Esaminando la medaglia da vicino, troviamo al diritto una spettacolare skyline della città come appariva all’epoca, oggi purtroppo perduta a seguito di un grande incendio che colpì i quartieri più antichi nel 1842, ma soprattutto del bombardamento inglese del 1943, secondo per distruzione solo a quello di Dresda. Nello specchio d’acqua prospiciente alle mura si vedono natanti di ogni dimensione, grandi navi e piccole barche con i loro occupanti, delineati in modo così nitido da consentirci quasi di percepirne le sembianze. Ma la vera sorpresa sta in alto, dove un maestoso padiglione a protezione dello stemma della città, sorretto da due mani che escono dalle nubi, ospita nella parte superiore una scritta in caratteri ebraici che riproduce il nome del Creatore, a testimonianza del ruolo e dell’importanza che la comunità sefardita aveva acquisito ad Amburgo.
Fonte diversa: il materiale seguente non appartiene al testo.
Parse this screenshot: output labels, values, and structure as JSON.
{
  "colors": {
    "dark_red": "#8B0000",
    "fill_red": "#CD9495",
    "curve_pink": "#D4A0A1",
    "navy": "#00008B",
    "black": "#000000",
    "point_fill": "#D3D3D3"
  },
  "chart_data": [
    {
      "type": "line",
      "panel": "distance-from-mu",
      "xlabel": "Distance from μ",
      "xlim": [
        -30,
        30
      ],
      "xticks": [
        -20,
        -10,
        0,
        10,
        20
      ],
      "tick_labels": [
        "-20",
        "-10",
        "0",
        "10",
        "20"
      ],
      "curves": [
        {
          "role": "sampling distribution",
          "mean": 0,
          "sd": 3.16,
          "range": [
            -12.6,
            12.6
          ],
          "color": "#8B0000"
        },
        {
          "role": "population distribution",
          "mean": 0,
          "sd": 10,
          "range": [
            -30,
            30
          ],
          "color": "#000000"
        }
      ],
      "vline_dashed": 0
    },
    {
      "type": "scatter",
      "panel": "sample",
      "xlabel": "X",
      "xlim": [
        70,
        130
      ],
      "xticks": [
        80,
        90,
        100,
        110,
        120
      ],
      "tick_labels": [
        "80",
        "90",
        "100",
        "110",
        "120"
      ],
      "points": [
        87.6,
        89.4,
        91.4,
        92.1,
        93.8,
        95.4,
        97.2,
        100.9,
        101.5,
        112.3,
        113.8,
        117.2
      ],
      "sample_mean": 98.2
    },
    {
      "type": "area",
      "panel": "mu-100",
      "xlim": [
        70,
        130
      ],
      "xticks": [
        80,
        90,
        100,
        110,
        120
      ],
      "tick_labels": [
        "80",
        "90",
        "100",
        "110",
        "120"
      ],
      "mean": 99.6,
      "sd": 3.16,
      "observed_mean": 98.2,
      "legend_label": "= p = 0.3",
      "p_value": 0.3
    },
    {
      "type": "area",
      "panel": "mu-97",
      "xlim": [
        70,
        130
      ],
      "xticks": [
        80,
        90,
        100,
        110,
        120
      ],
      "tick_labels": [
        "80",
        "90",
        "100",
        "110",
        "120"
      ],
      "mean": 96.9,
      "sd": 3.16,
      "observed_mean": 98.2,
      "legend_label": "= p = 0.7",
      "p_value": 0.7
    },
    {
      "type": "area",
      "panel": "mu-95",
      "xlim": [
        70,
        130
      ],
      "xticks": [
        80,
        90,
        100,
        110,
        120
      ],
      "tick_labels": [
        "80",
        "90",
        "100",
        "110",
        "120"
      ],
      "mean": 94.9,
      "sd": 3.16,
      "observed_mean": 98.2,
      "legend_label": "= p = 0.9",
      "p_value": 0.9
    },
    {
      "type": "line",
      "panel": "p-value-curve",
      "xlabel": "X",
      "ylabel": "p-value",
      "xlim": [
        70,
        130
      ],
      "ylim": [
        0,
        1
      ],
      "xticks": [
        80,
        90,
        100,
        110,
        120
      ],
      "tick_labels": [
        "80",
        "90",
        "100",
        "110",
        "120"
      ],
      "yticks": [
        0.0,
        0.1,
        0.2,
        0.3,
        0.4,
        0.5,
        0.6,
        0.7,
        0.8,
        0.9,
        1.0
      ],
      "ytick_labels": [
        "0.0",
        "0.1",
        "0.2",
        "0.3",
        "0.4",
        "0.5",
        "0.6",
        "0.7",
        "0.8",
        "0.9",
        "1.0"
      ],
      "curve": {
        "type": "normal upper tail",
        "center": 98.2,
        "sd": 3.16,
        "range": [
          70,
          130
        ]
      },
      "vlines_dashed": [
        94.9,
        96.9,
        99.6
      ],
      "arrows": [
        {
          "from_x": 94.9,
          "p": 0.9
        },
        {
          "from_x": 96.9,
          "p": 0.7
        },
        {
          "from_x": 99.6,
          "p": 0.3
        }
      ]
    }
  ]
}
Evidentemente, nonostante Amburgo avesse aderito alla riforma, il clima di convivenza fra cristiani ed ebrei non risentiva minimamente delle note posizioni antisemite che Lutero aveva assunto un secolo prima e che sarebbero state invece ignobilmente utilizzate dal nazismo tre secoli dopo. Sul rovescio della medaglia troviamo una scena abbastanza simile, nella quale la città compare sullo sfondo mentre in primo piano si vede l’estuario dell’Elba, la via d’acqua dalla quale Amburgo traeva la sua ricchezza, popolato di navigli, un po’ più radi rispetto all’addensamento rappresentato al diritto davanti al porto, ma altrettanto ricchi di stupefacenti dettagli. Anche in questo caso l’elemento di maggior interesse sta in alto ed è costituito dalla figura femminile, che personifica la Pace, intenta a svuotare su quella via d’acqua il dovizioso contenuto di due cornucopie: l’allusione allegorica ai benefici della pace è immediatamente intuibile.

Una medaglia veramente particolare, che si impone allo sguardo, sia nel suo aspetto generale sia per i dettagli che la compongono, un capolavoro di incisione dovuto a Sebastian Dadler (1586-1657), realizzato nel periodo di maggior fioritura dell’arte barocca in Germania.
Non a caso, questo oggetto così carico di riferimenti e di significati storici è passato di mano per la cifra ragguardevole di 39.000 euro, partendo da una base d’asta già sufficientemente adeguata di 15.000 euro.